The authors noted a high failure rate associated with the use of nonhuman animal models to predict human reactions to new drugs.
“It takes about 5 billion pounds on average to develop a drug, and 60 per cent of that figure comes from upfront costs in the research and development phase. Using a well-designed model of a human organ could significantly cut the cost and time of bringing a new drug to market,” said Healy.
The heart cells were derived from human-induced pluripotent stem cells, the adult stem cells that can be coaxed to become many different types of tissue.
The researchers designed their cardiac microphysiological system, or heart-on-a-chip, so that its 3-D structure would be comparable to the geometry and spacing of connective tissue fibre in a human heart.

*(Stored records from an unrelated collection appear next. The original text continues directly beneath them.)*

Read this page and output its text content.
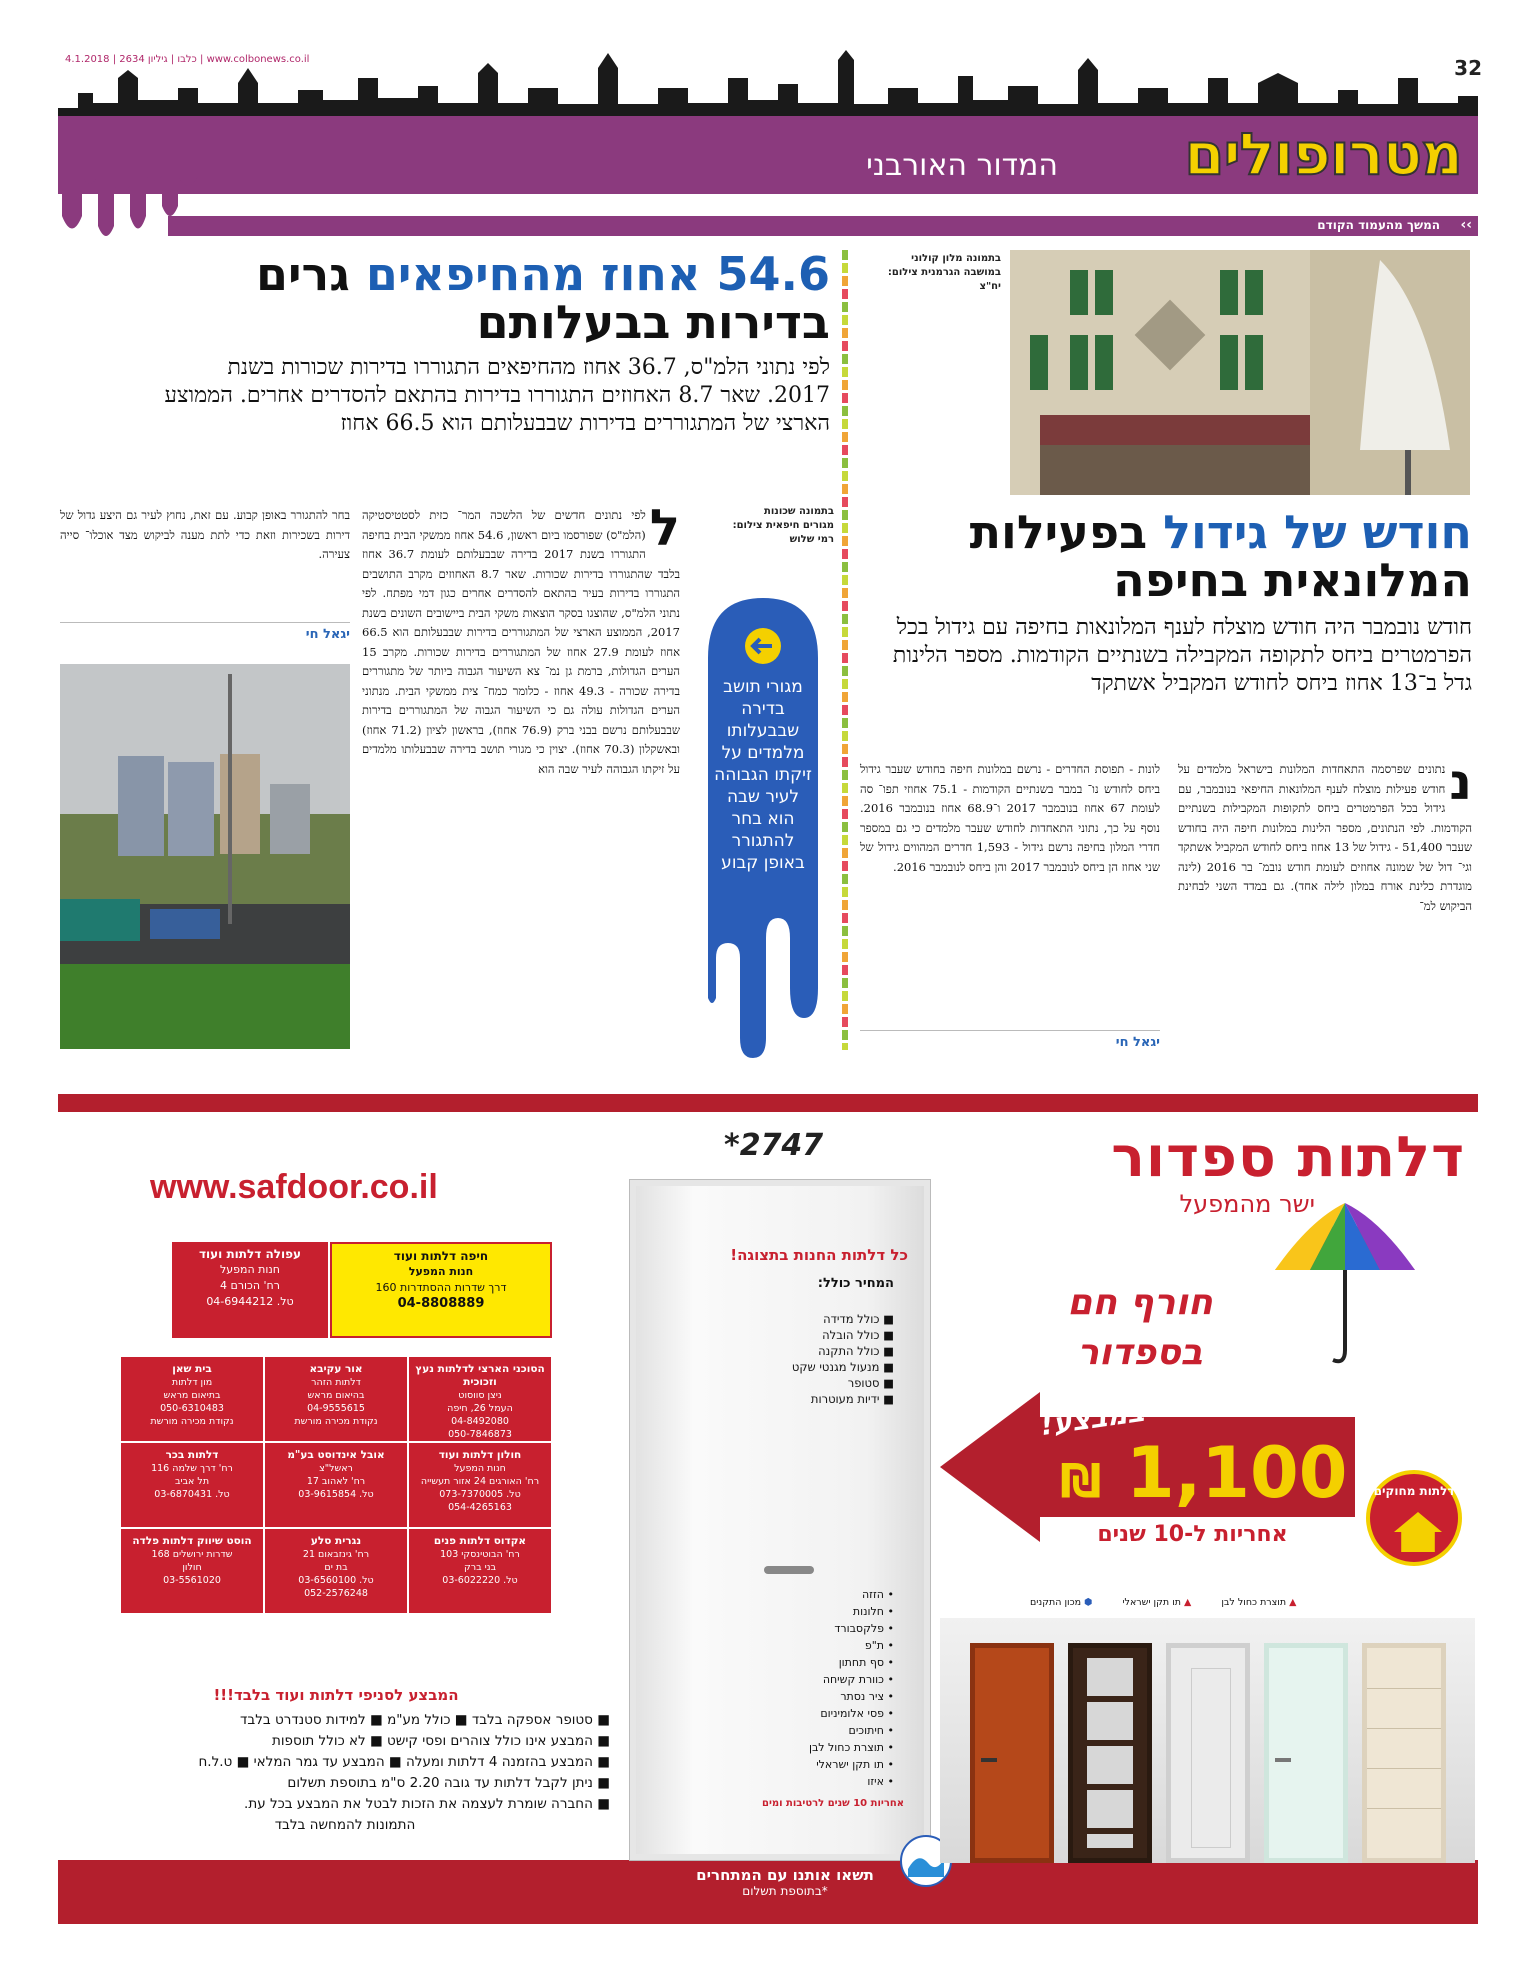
www.colbonews.co.il | כלבו | גיליון 2634 | 4.1.2018
מטרופולים
המדור האורבני
32
המשך מהעמוד הקודם ‹‹
בתמונה מלון קולוני במושבה הגרמנית צילום: יח"צ
חודש של גידול בפעילות המלונאית בחיפה
חודש נובמבר היה חודש מוצלח לענף המלונאות בחיפה עם גידול בכל הפרמטרים ביחס לתקופה המקבילה בשנתיים הקודמות. מספר הלינות גדל ב־13 אחוז ביחס לחודש המקביל אשתקד
נ
נתונים שפרסמה התאחדות המלונות בישראל מלמדים על חודש פעילות מוצלח לענף המלונאות החיפאי בנובמבר, עם גידול בכל הפרמטרים ביחס לתקופות המקבילות בשנתיים הקודמות. לפי הנתונים, מספר הלינות במלונות חיפה היה בחודש שעבר 51,400 - גידול של 13 אחוז ביחס לחודש המקביל אשתקד וגי־ דול של שמונה אחוזים לעומת חודש נובמ־ בר 2016 (לינה מוגדרת כלינת אורח במלון לילה אחד). גם במדד השני לבחינת הביקוש למ־
לונות - תפוסת החדרים - נרשם במלונות חיפה בחודש שעבר גידול ביחס לחודש נו־ במבר בשנתיים הקודמות - 75.1 אחוזי תפו־ סה לעומת 67 אחוז בנובמבר 2017 ו־68.9 אחוז בנובמבר 2016. נוסף על כך, נתוני התאחדות לחודש שעבר מלמדים כי גם במספר חדרי המלון בחיפה נרשם גידול - 1,593 חדרים המהווים גידול של שני אחוז הן ביחס לנובמבר 2017 והן ביחס לנובמבר 2016.
יגאל חי
54.6 אחוז מהחיפאים גרים
בדירות בבעלותם
לפי נתוני הלמ"ס, 36.7 אחוז מהחיפאים התגוררו בדירות שכורות בשנת 2017. שאר 8.7 האחוזים התגוררו בדירות בהתאם להסדרים אחרים. הממוצע הארצי של המתגוררים בדירות שבבעלותם הוא 66.5 אחוז
מגורי תושב בדירה שבבעלותו מלמדים על זיקתו הגבוהה לעיר שבה הוא בחר להתגורר באופן קבוע
בתמונה שכונות מגורים חיפאית צילום: רמי שלוש
ל
לפי נתונים חדשים של הלשכה המר־ כזית לסטטיסטיקה (הלמ"ס) שפורסמו ביום ראשון, 54.6 אחוז ממשקי הבית בחיפה התגוררו בשנת 2017 בדירה שבבעלותם לעומת 36.7 אחוז בלבד שהתגוררו בדירות שכורות. שאר 8.7 האחוזים מקרב התושבים התגוררו בדירות בעיר בהתאם להסדרים אחרים כגון דמי מפתח. לפי נתוני הלמ"ס, שהוצגו בסקר הוצאות משקי הבית ביישובים השונים בשנת 2017, הממוצע הארצי של המתגוררים בדירות שבבעלותם הוא 66.5 אחוז לעומת 27.9 אחוז של המתגוררים בדירות שכורות. מקרב 15 הערים הגדולות, ברמת גן נמ־ צא השיעור הגבוה ביותר של מתגוררים בדירה שכורה - 49.3 אחוז - כלומר כמח־ צית ממשקי הבית. מנתוני הערים הגדולות עולה גם כי השיעור הגבוה של המתגוררים בדירות שבבעלותם נרשם בבני ברק (76.9 אחוז), בראשון לציון (71.2 אחוז) ובאשקלון (70.3 אחוז). יצוין כי מגורי תושב בדירה שבבעלותו מלמדים על זיקתו הגבוהה לעיר שבה הוא
בחר להתגורר באופן קבוע. עם זאת, נחוץ לעיר גם היצע גדול של דירות בשכירות וזאת כדי לתת מענה לביקוש מצד אוכלו־ סייה צעירה.
יגאל חי
www.safdoor.co.il
חיפה דלתות ועוד
חנות המפעל
דרך שדרות ההסתדרות 160
04-8808889
עפולה דלתות ועוד
חנות המפעל
רח' הכורם 4
טל. 04-6944212
הסוכני הארצי לדלתות נעץ וזכוכית
ניצן סווסוט
העמל 26, חיפה
04-8492080
050-7846873
אור עקיבא
דלתות הזהר
בהיאום מראש
04-9555615
נקודת מכירה מורשת
בית שאן
מון דלתות
בתיאום מראש
050-6310483
נקודת מכירה מורשת
חולון דלתות ועוד
חנות המפעל
רח' האורגים 24 אזור תעשייה
טל. 073-7370005
054-4265163
אובל אינדוסט בע"מ
ראשל"צ
רח' לאהוב 17
טל. 03-9615854
דלתות בכר
רח' דרך שלמה 116
תל אביב
טל. 03-6870431
אקדוס דלתות פנים
רח' הבוטינסקי 103
בני ברק
טל. 03-6022220
נגרית סלע
רח' גינזבאום 21
בת ים
טל. 03-6560100
052-2576248
הוסט שיווק דלתות פלדה
שדרות ירושלים 168
חולון
03-5561020
המבצע לסניפי דלתות ועוד בלבד!!!
■ סטופר אספקה בלבד ■ כולל מע"מ ■ למידות סטנדרט בלבד
■ המבצע אינו כולל צוהרים ופסי קישט ■ לא כולל תוספות
■ המבצע בהזמנה 4 דלתות ומעלה ■ המבצע עד גמר המלאי ■ ט.ל.ח
■ ניתן לקבל דלתות עד גובה 2.20 ס"מ בתוספת תשלום
■ החברה שומרת לעצמה את הזכות לבטל את המבצע בכל עת.
התמונות להמחשה בלבד
*2747
כל דלתות החנות בתצוגה!
המחיר כולל:
■ כולל מדידה
■ כולל הובלה
■ כולל התקנה
■ מנעול מגנטי שקט
■ סטופר
■ ידיות מעוטרות
• הזזה
• חלונות
• פלקסבורד
• ת"פ
• סף תחתון
• כוורת קשיחה
• ציר נסתר
• פסי אלומיניום
• חיתוכים
• תוצרת כחול לבן
• תו תקן ישראלי
• איזו
אחריות 10 שנים לרטיבות ומים
תשאו אותנו עם המתחרים
*בתוספת תשלום
דלתות ספדור
ישר מהמפעל
חורף חם
בספדור
במבצע!
1,100 ₪
אחריות ל-10 שנים
דלתות מחוקים
▲ תוצרת כחול לבן
▲ תו תקן ישראלי
⬢ מכון התקנים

The system’s confined geometry helps align the cells in multiple layers and in a single direction.
Microfluidic channels on either side of the cell area serve as models for blood vessels, mimicking the exchange by diffusion of nutrients and drugs with human tissue.
In the future, this setup could also allow researchers to monitor the removal of metabolic waste products from the cells.
“This system is not a simple cell culture where tissue is being bathed in a static bath of liquid,” said study lead author Anurag Mathur, a postdoctoral scholar in Healy’s lab and a California Institute for Regenerative Medicine fellow.
“We designed this system so that it is dynamic; it replicates how tissue in our bodies actually gets exposed to nutrients and drug,” said Mathur.
Within 24 hours after the heart cells were loaded into the chamber, they began beating on their own at a normal physiological rate of 55 to 80 beats per minute.
The research was published in the journal Scientific Reports.